- Jingshan 荆山 Location within China

Highest point
- Peak: Julong (聚龙山)
- Elevation: 1,852 m (6,076 ft)

Geography
- Country: China
- Province: Hubei
- Range coordinates: 31°28′N 111°29′E﻿ / ﻿31.467°N 111.483°E

= Jing Mountains =

Mountain range in Hubei, China

The Jingshan or Jing Mountains (荆山) are a chain of mountains in the western part of Nanzhang County, Hubei Province, People’s Republic of China. Stretching for around 150 kilometers, their peaks range in height from 1200 to about 1800 meters above sea level with the highest peak, Mount Julong (聚龙山), reaching an elevation of 1852 meters.

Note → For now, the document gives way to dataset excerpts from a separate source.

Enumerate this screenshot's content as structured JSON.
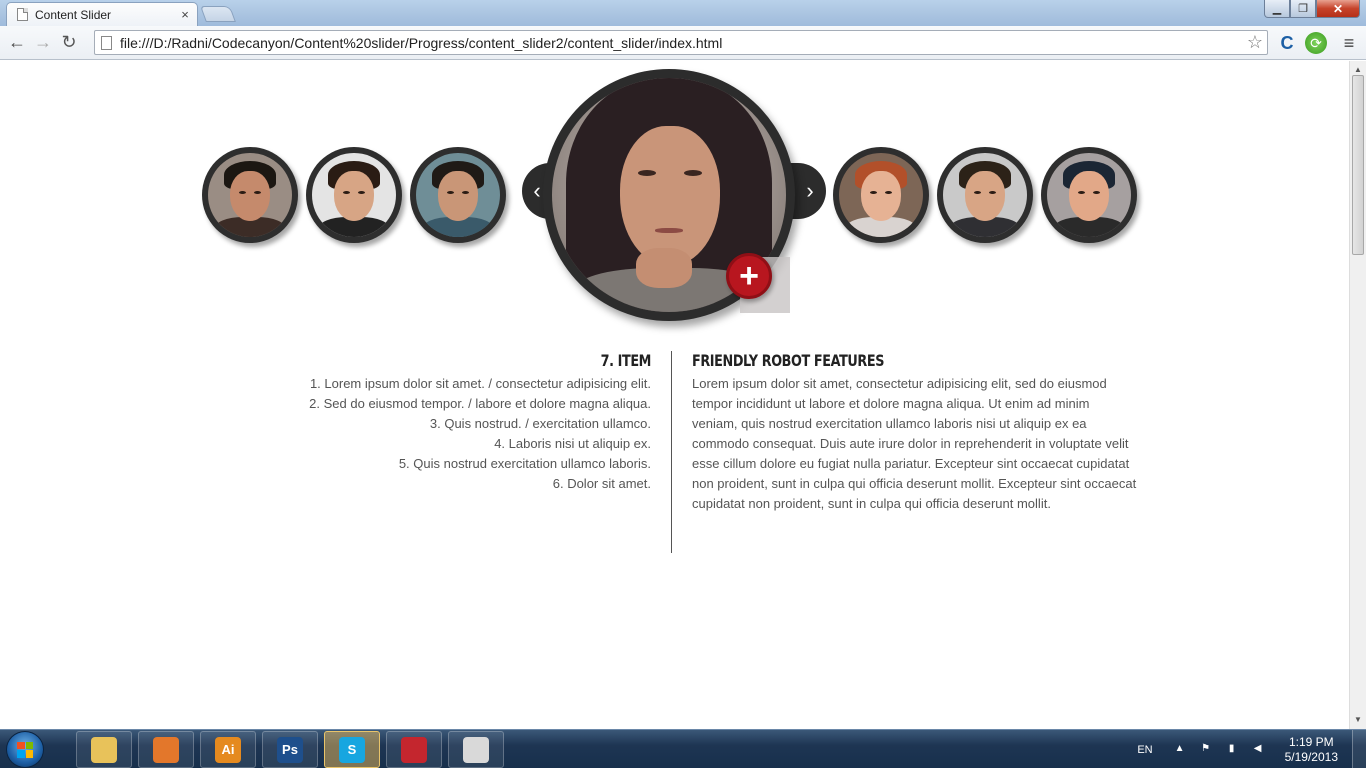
{
  "browser": {
    "tab_title": "Content Slider",
    "tab_close": "×",
    "url": "file:///D:/Radni/Codecanyon/Content%20slider/Progress/content_slider2/content_slider/index.html"
  },
  "slider": {
    "prev_label": "‹",
    "next_label": "›",
    "plus_label": "+",
    "left_thumbs": [
      {
        "skin": "#c58a6c",
        "hair": "#1c1712",
        "body": "#3c2c26",
        "bg": "#9a8d84"
      },
      {
        "skin": "#d7a585",
        "hair": "#2a1c14",
        "body": "#222222",
        "bg": "#e4e4e4"
      },
      {
        "skin": "#c99677",
        "hair": "#1f1a16",
        "body": "#3a5a6a",
        "bg": "#6f8e97"
      }
    ],
    "right_thumbs": [
      {
        "skin": "#e6b294",
        "hair": "#b2502a",
        "body": "#d9d3d0",
        "bg": "#7d6656"
      },
      {
        "skin": "#d8a585",
        "hair": "#2c2218",
        "body": "#2f2f33",
        "bg": "#c9c9c9"
      },
      {
        "skin": "#e2a888",
        "hair": "#1b2634",
        "body": "#2a2a2a",
        "bg": "#a6a0a0"
      }
    ]
  },
  "item": {
    "title": "7. Item",
    "lines": [
      "1. Lorem ipsum dolor sit amet. / consectetur adipisicing elit.",
      "2. Sed do eiusmod tempor. / labore et dolore magna aliqua.",
      "3. Quis nostrud. / exercitation ullamco.",
      "4. Laboris nisi ut aliquip ex.",
      "5. Quis nostrud exercitation ullamco laboris.",
      "6. Dolor sit amet."
    ]
  },
  "features": {
    "title": "Friendly Robot Features",
    "text": "Lorem ipsum dolor sit amet, consectetur adipisicing elit, sed do eiusmod tempor incididunt ut labore et dolore magna aliqua. Ut enim ad minim veniam, quis nostrud exercitation ullamco laboris nisi ut aliquip ex ea commodo consequat. Duis aute irure dolor in reprehenderit in voluptate velit esse cillum dolore eu fugiat nulla pariatur. Excepteur sint occaecat cupidatat non proident, sunt in culpa qui officia deserunt mollit. Excepteur sint occaecat cupidatat non proident, sunt in culpa qui officia deserunt mollit."
  },
  "taskbar": {
    "apps": [
      {
        "name": "explorer",
        "label": "",
        "color": "#e8c25a"
      },
      {
        "name": "firefox",
        "label": "",
        "color": "#e3772b"
      },
      {
        "name": "illustrator",
        "label": "Ai",
        "color": "#e58a1f"
      },
      {
        "name": "photoshop",
        "label": "Ps",
        "color": "#1e4f8c"
      },
      {
        "name": "skype",
        "label": "S",
        "color": "#17a6e0"
      },
      {
        "name": "app-red",
        "label": "",
        "color": "#c4262e"
      },
      {
        "name": "chrome",
        "label": "",
        "color": "#d9d9d9"
      }
    ],
    "lang": "EN",
    "time": "1:19 PM",
    "date": "5/19/2013"
  }
}
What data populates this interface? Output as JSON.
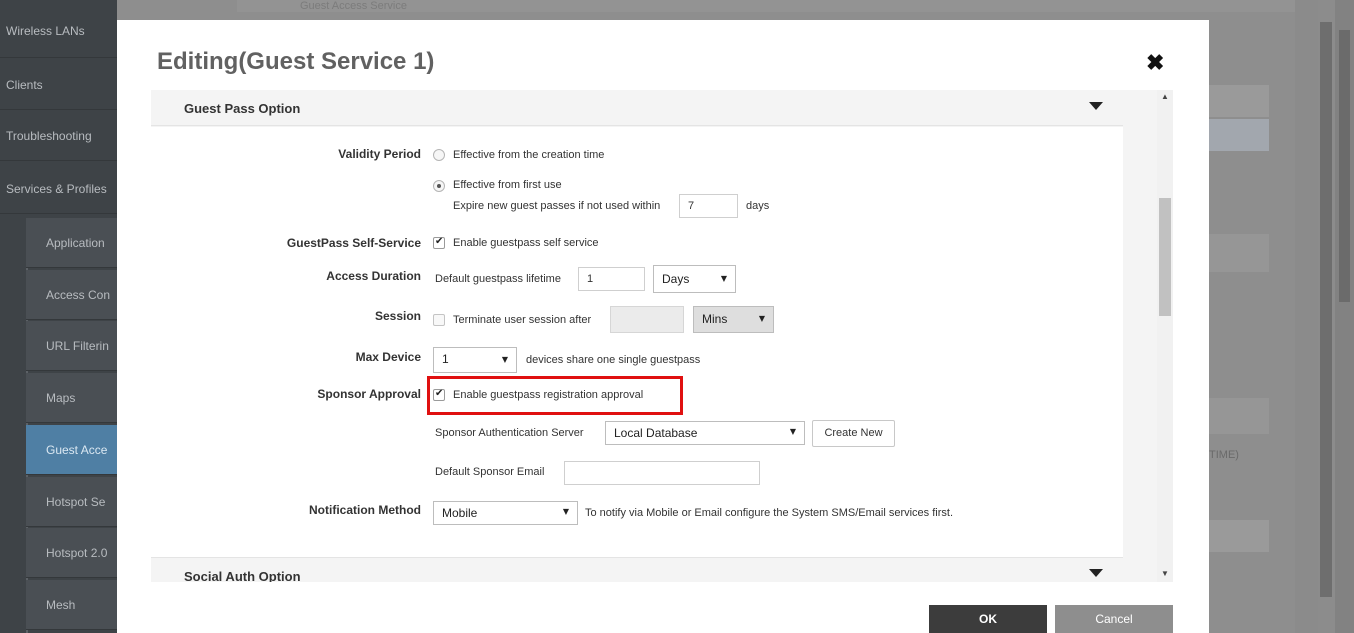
{
  "background": {
    "sidebar_items": [
      "Wireless LANs",
      "Clients",
      "Troubleshooting",
      "Services & Profiles"
    ],
    "sidebar_subitems": [
      "Application",
      "Access Con",
      "URL Filterin",
      "Maps",
      "Guest Acce",
      "Hotspot Se",
      "Hotspot 2.0",
      "Mesh"
    ],
    "page_header": "Guest Access Service",
    "right_text": "TIME)"
  },
  "modal": {
    "title": "Editing(Guest Service 1)",
    "close_glyph": "✖",
    "sections": {
      "guest_pass": "Guest Pass Option",
      "social_auth": "Social Auth Option"
    },
    "validity_period": {
      "label": "Validity Period",
      "option1": "Effective from the creation time",
      "option2": "Effective from first use",
      "expire_prefix": "Expire new guest passes if not used within",
      "expire_value": "7",
      "expire_suffix": "days"
    },
    "self_service": {
      "label": "GuestPass Self-Service",
      "checkbox": "Enable guestpass self service"
    },
    "access_duration": {
      "label": "Access Duration",
      "prefix": "Default guestpass lifetime",
      "value": "1",
      "unit": "Days"
    },
    "session": {
      "label": "Session",
      "checkbox": "Terminate user session after",
      "value": "",
      "unit": "Mins"
    },
    "max_device": {
      "label": "Max Device",
      "value": "1",
      "suffix": "devices share one single guestpass"
    },
    "sponsor_approval": {
      "label": "Sponsor Approval",
      "checkbox": "Enable guestpass registration approval",
      "auth_server_label": "Sponsor Authentication Server",
      "auth_server_value": "Local Database",
      "create_new": "Create New",
      "email_label": "Default Sponsor Email",
      "email_value": ""
    },
    "notification": {
      "label": "Notification Method",
      "value": "Mobile",
      "note": "To notify via Mobile or Email configure the System SMS/Email services first."
    },
    "buttons": {
      "ok": "OK",
      "cancel": "Cancel"
    }
  },
  "colors": {
    "highlight": "#e01010",
    "ok_button": "#3c3c3c",
    "cancel_button": "#8e8e8e"
  }
}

The Jingshan Mountains can be thought of as the easternmost extension of the Daba Mountains, separating the basin of the Han River (a tributary of the Yangtze) in the north from the rest of the Yangtze basin (in the south).

The River Ju (沮河) and River Zhang (漳河), both tributaries of the Yangtze River as well as the Han River tributary the River Man (蛮河) have their source in the Jingshan Mountains.

In ancient times, the Jingshan Mountains were at the heart of the Zhou dynasty (1046–256 BCE) vassal State of Chu.